Cubub's parents and brother drove in from Utah, as well as family from Idaho. My grandma and uncle drove from California. We all assembled at the hospital on the evening of January 4 and the wonderful people in the ICU allowed us to break the "2 visitor" rule as we crowded 15 people in and near her room. Everyone would have a chance to see and be with her before the vent was removed. There were hugs among family who hadn't seen each other in a very long time, in some cases it had been 20 years. We cried as we went in and out of her room, letting everyone near her for spells of time. I was in her room more than not, usually occupying her left side and either holding her hand or touching her foot. I couldn't stand it when she wasn't being touched by someone, so I took it upon myself. There were many who talked to her and encouraged and/or pleaded with her to be strong and breathe when it was time to remove the vent. Just before it was time, as each person made their choice to either stay in the room or wait in the lounge, I kissed her forehead and whispered in her ear. I told her that it was okay if it was too hard. That we would take care of each other. That she was surrounded by love, not just in the hospital, but from all those who couldn't be there. And that I loved her to the moon and back. I was a sobbing mess, but I knew that I needed to tell her.

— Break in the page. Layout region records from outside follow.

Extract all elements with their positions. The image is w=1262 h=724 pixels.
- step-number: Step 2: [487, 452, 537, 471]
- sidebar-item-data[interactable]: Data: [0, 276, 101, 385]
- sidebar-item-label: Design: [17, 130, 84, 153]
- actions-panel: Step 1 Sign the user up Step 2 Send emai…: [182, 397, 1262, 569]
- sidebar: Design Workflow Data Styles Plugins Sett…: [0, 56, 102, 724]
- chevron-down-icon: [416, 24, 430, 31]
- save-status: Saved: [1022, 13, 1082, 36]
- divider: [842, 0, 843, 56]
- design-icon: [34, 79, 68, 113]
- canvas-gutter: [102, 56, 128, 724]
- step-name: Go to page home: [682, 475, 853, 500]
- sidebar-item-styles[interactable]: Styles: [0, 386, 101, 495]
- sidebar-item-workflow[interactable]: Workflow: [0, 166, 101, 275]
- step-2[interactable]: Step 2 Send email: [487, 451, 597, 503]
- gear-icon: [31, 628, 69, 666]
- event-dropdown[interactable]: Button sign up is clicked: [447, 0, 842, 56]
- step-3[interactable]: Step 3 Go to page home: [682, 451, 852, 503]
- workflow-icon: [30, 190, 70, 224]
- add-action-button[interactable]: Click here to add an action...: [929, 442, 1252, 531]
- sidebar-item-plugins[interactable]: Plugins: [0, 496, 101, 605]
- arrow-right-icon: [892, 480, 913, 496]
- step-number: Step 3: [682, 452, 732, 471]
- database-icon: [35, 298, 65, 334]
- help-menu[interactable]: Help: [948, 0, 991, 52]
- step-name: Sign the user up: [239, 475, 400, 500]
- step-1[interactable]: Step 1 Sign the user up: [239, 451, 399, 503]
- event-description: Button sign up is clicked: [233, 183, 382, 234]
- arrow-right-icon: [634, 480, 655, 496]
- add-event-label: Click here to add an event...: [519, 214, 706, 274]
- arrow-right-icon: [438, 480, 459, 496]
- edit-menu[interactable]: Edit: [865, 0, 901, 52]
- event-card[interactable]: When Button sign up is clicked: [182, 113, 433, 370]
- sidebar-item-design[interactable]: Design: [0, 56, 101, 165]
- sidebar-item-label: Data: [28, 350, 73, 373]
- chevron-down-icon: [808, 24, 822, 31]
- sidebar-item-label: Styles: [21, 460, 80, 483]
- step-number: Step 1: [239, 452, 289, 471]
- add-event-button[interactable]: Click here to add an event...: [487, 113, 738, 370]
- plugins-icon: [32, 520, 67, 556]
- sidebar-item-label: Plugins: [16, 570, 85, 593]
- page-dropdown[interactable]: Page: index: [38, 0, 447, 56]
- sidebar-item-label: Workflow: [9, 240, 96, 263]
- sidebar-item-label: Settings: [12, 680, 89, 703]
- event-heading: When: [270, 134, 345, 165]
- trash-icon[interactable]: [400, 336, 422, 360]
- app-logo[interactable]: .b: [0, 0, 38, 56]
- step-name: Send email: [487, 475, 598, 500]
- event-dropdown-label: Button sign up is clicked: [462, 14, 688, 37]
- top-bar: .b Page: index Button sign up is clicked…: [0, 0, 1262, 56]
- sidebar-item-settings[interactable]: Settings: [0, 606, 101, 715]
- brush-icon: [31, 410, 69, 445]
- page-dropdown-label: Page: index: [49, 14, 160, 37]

When they removed the vent, there were just 8 of us in the room, other than the nurses. She lasted less than 20 minutes, her body trying to do what was necessary, but what it just wasn't strong enough for. We all watched her heart rate slow and her breaths grow farther and farther apart, until her heart stopped. Her son and husband crumpled into each other; her grandson and daughter-in-law moaned and sobbed loudly and my mom held her 83 year old aunt (Cubub's mom) as they grieved together. I stood at the foot of the bed with my hand on my Cubub's foot as tears ran down my face. I was devastated, but that emotion was about my own sadness that she was not in my life anymore. I was not sad for her, I was actually so relieved that she was not in that condition any longer. Laying in a bed, on the ventilator, a central line for easy access and catheters for her waste was not how she would have wanted to live. And I was so thankful that Bill was strong enough to know that and to be her advocate and to love her enough to say when it was enough. And it was.

My Cubub died on January 4 and that evening I got a text message from a dear friend that her son was born that morning. It helped a great deal to be reminded that life does go on.


Stacy said...

I know exactly what you're describing...your relief.
We were both saying goodbye to people on the same day.
Many hugs to you, friend.

Stef Ryan said...

Wow. Beautiful post. Losing family is the hardest... Cubub was so lucky to be surrounded by loved ones at the end. I guess that's all any of us can hope for.